Di tengah penurunan jumlah penumpang pada sebagian besar moda transportasi pasca Ramadan dan Hari Raya Idulfitri, kereta api menjadi satu-satunya moda yang mencatat pertumbuhan positif.
BPS mencatat jumlah keberangkatan penumpang kereta api pada April 2026 mencapai 48,28 juta penumpang, meningkat 7,65 persen dibandingkan April 2025.
Sementara itu, jumlah penumpang angkutan udara domestik tercatat 4,57 juta penumpang, turun 15,85 persendibandingkan tahun sebelumnya.
Untuk penerbangan internasional, jumlah penumpang mencapai 1,56 juta orang atau turun 1,78 persen secara tahunan.
Pada sektor transportasi laut, jumlah penumpang angkutan laut domestik tercatat sebanyak 2,93 juta penumpang, turun 9,81 persen dibandingkan April 2025.

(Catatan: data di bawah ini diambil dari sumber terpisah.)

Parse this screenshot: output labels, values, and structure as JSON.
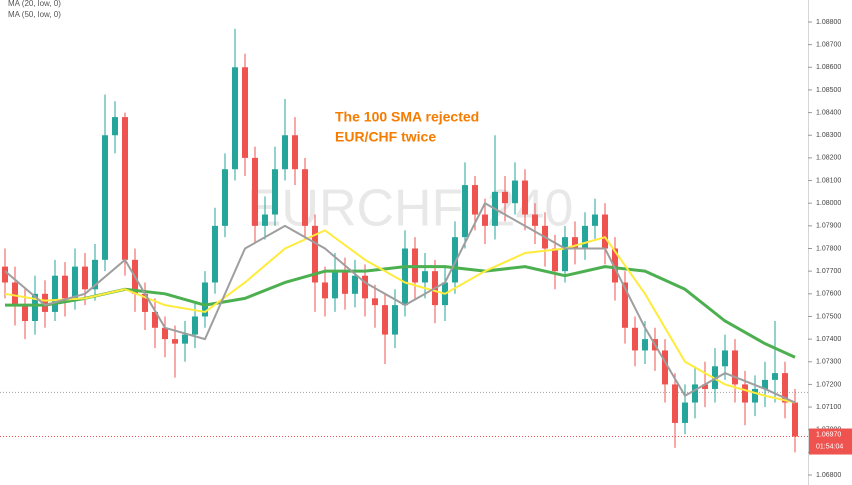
{
  "chart_data": {
    "type": "candlestick",
    "watermark": "EURCHF, 240",
    "annotation": [
      "The 100 SMA rejected",
      "EUR/CHF twice"
    ],
    "indicator_labels": [
      "MA (20, low, 0)",
      "MA (50, low, 0)"
    ],
    "up_color": "#26a69a",
    "down_color": "#ef5350",
    "open": [
      1.0772,
      1.0765,
      1.0755,
      1.0748,
      1.076,
      1.0752,
      1.0768,
      1.0758,
      1.0772,
      1.0762,
      1.0775,
      1.083,
      1.0838,
      1.0775,
      1.076,
      1.0752,
      1.0745,
      1.074,
      1.0738,
      1.0742,
      1.075,
      1.0765,
      1.079,
      1.0815,
      1.086,
      1.082,
      1.079,
      1.0795,
      1.0815,
      1.083,
      1.0815,
      1.079,
      1.0765,
      1.0758,
      1.077,
      1.076,
      1.0768,
      1.0758,
      1.0755,
      1.0742,
      1.0755,
      1.078,
      1.0765,
      1.077,
      1.0755,
      1.0765,
      1.0785,
      1.0808,
      1.0795,
      1.079,
      1.0805,
      1.08,
      1.081,
      1.0795,
      1.079,
      1.078,
      1.077,
      1.0785,
      1.078,
      1.079,
      1.0795,
      1.078,
      1.0765,
      1.0745,
      1.0735,
      1.074,
      1.0735,
      1.072,
      1.0703,
      1.0712,
      1.072,
      1.0718,
      1.0728,
      1.0735,
      1.072,
      1.0712,
      1.0718,
      1.0722,
      1.0725,
      1.0712
    ],
    "high": [
      1.078,
      1.0772,
      1.0762,
      1.0768,
      1.0766,
      1.0775,
      1.0774,
      1.078,
      1.0778,
      1.0782,
      1.0848,
      1.0845,
      1.084,
      1.078,
      1.0765,
      1.0758,
      1.075,
      1.0746,
      1.0748,
      1.0756,
      1.077,
      1.0798,
      1.0822,
      1.0877,
      1.0866,
      1.0825,
      1.0803,
      1.0825,
      1.0846,
      1.0838,
      1.082,
      1.0795,
      1.0772,
      1.0778,
      1.0776,
      1.0775,
      1.0773,
      1.0764,
      1.076,
      1.0762,
      1.0788,
      1.0785,
      1.0778,
      1.0775,
      1.0772,
      1.0792,
      1.0818,
      1.0812,
      1.0802,
      1.083,
      1.0812,
      1.0818,
      1.0815,
      1.08,
      1.0796,
      1.0786,
      1.079,
      1.0792,
      1.0796,
      1.0802,
      1.08,
      1.0785,
      1.077,
      1.075,
      1.0748,
      1.0745,
      1.074,
      1.0725,
      1.072,
      1.0728,
      1.073,
      1.0736,
      1.0742,
      1.074,
      1.0726,
      1.0724,
      1.073,
      1.0748,
      1.073,
      1.0718
    ],
    "low": [
      1.0758,
      1.0746,
      1.074,
      1.0742,
      1.0745,
      1.0748,
      1.075,
      1.0753,
      1.0755,
      1.0757,
      1.077,
      1.0822,
      1.0768,
      1.0752,
      1.0744,
      1.0736,
      1.0732,
      1.0723,
      1.073,
      1.0736,
      1.0745,
      1.076,
      1.0785,
      1.081,
      1.0812,
      1.0782,
      1.0784,
      1.079,
      1.081,
      1.0808,
      1.0784,
      1.0752,
      1.075,
      1.0752,
      1.0753,
      1.0754,
      1.075,
      1.0745,
      1.0729,
      1.0736,
      1.075,
      1.0758,
      1.0758,
      1.0747,
      1.0748,
      1.076,
      1.078,
      1.0788,
      1.0782,
      1.0784,
      1.0792,
      1.0795,
      1.0788,
      1.0782,
      1.0772,
      1.0762,
      1.0765,
      1.0773,
      1.0775,
      1.0784,
      1.0773,
      1.0757,
      1.0738,
      1.0728,
      1.0729,
      1.0726,
      1.0712,
      1.0692,
      1.0698,
      1.0705,
      1.071,
      1.0712,
      1.0722,
      1.0712,
      1.0702,
      1.0706,
      1.071,
      1.0712,
      1.0705,
      1.069
    ],
    "close": [
      1.0765,
      1.0755,
      1.0748,
      1.076,
      1.0752,
      1.0768,
      1.0758,
      1.0772,
      1.0762,
      1.0775,
      1.083,
      1.0838,
      1.0775,
      1.076,
      1.0752,
      1.0745,
      1.074,
      1.0738,
      1.0742,
      1.075,
      1.0765,
      1.079,
      1.0815,
      1.086,
      1.082,
      1.079,
      1.0795,
      1.0815,
      1.083,
      1.0815,
      1.079,
      1.0765,
      1.0758,
      1.077,
      1.076,
      1.0768,
      1.0758,
      1.0755,
      1.0742,
      1.0755,
      1.078,
      1.0765,
      1.077,
      1.0755,
      1.0765,
      1.0785,
      1.0808,
      1.0795,
      1.079,
      1.0805,
      1.08,
      1.081,
      1.0795,
      1.079,
      1.078,
      1.077,
      1.0785,
      1.078,
      1.079,
      1.0795,
      1.078,
      1.0765,
      1.0745,
      1.0735,
      1.074,
      1.0735,
      1.072,
      1.0703,
      1.0712,
      1.072,
      1.0718,
      1.0728,
      1.0735,
      1.072,
      1.0712,
      1.0718,
      1.0722,
      1.0725,
      1.0712,
      1.0697
    ],
    "ma_x": [
      0,
      4,
      8,
      12,
      16,
      20,
      24,
      28,
      32,
      36,
      40,
      44,
      48,
      52,
      56,
      60,
      64,
      68,
      72,
      76,
      79
    ],
    "series": [
      {
        "color": "#4caf50",
        "width": 3,
        "values": [
          1.0755,
          1.0755,
          1.0758,
          1.0762,
          1.076,
          1.0755,
          1.0758,
          1.0765,
          1.077,
          1.077,
          1.0772,
          1.0772,
          1.077,
          1.0772,
          1.0768,
          1.0772,
          1.077,
          1.0762,
          1.0748,
          1.0738,
          1.0732
        ]
      },
      {
        "color": "#ffeb3b",
        "width": 2,
        "values": [
          1.076,
          1.0757,
          1.0758,
          1.0762,
          1.0755,
          1.0752,
          1.0765,
          1.078,
          1.0788,
          1.0775,
          1.0765,
          1.076,
          1.077,
          1.0778,
          1.078,
          1.0785,
          1.076,
          1.073,
          1.072,
          1.0715,
          1.0712
        ]
      },
      {
        "color": "#9e9e9e",
        "width": 2,
        "values": [
          1.077,
          1.0755,
          1.076,
          1.0775,
          1.0745,
          1.074,
          1.078,
          1.079,
          1.078,
          1.0765,
          1.0755,
          1.0765,
          1.08,
          1.079,
          1.078,
          1.078,
          1.0745,
          1.0715,
          1.0725,
          1.0718,
          1.0712
        ]
      }
    ],
    "ref_line": 1.07165,
    "last_price": {
      "value": 1.0697,
      "label": "1.06970"
    },
    "countdown": "01:54:04",
    "ylim": [
      1.06756,
      1.08897
    ],
    "yticks": [
      {
        "value": 1.068,
        "label": "1.06800"
      },
      {
        "value": 1.069,
        "label": "1.06900"
      },
      {
        "value": 1.07,
        "label": "1.07000"
      },
      {
        "value": 1.071,
        "label": "1.07100"
      },
      {
        "value": 1.072,
        "label": "1.07200"
      },
      {
        "value": 1.073,
        "label": "1.07300"
      },
      {
        "value": 1.074,
        "label": "1.07400"
      },
      {
        "value": 1.075,
        "label": "1.07500"
      },
      {
        "value": 1.076,
        "label": "1.07600"
      },
      {
        "value": 1.077,
        "label": "1.07700"
      },
      {
        "value": 1.078,
        "label": "1.07800"
      },
      {
        "value": 1.079,
        "label": "1.07900"
      },
      {
        "value": 1.08,
        "label": "1.08000"
      },
      {
        "value": 1.081,
        "label": "1.08100"
      },
      {
        "value": 1.082,
        "label": "1.08200"
      },
      {
        "value": 1.083,
        "label": "1.08300"
      },
      {
        "value": 1.084,
        "label": "1.08400"
      },
      {
        "value": 1.085,
        "label": "1.08500"
      },
      {
        "value": 1.086,
        "label": "1.08600"
      },
      {
        "value": 1.087,
        "label": "1.08700"
      },
      {
        "value": 1.088,
        "label": "1.08800"
      }
    ]
  }
}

Penurunan terdalam terjadi pada moda penyeberangan melalui ASDP yang hanya melayani 4,69 juta penumpang, atau turun 24,99 persen dibandingkan periode yang sama tahun lalu.
Angkutan Barang Masih Tumbuh
Meski jumlah penumpang sebagian besar mengalami penurunan, BPS mencatat kinerja angkutan barang masih menunjukkan pertumbuhan pada beberapa moda transportasi.
Jumlah barang yang diangkut melalui angkutan laut domestik pada April 2026 mencapai 45,10 juta ton, meningkat 16,46 persen dibandingkan April 2025.
Sementara itu, volume barang yang diangkut menggunakan kereta api mencapai 6,18 juta ton atau naik 5,05 persen secara tahunan.
Berbeda dengan moda laut dan kereta, angkutan udara domestik mencatat penurunan volume barang.
BPS melaporkan jumlah barang yang diangkut melalui transportasi udara domestik pada April 2026 sebesar 50 ribu ton, turun 6,73 persen dibandingkan periode yang sama tahun sebelumnya.
Data tersebut menunjukkan bahwa sektor transportasi nasional mulai mengalami normalisasi setelah tingginya mobilitas masyarakat selama Ramadan dan Idulfitri. Namun, moda kereta api masih menunjukkan tren positif baik dari sisi jumlah penumpang maupun angkutan barang.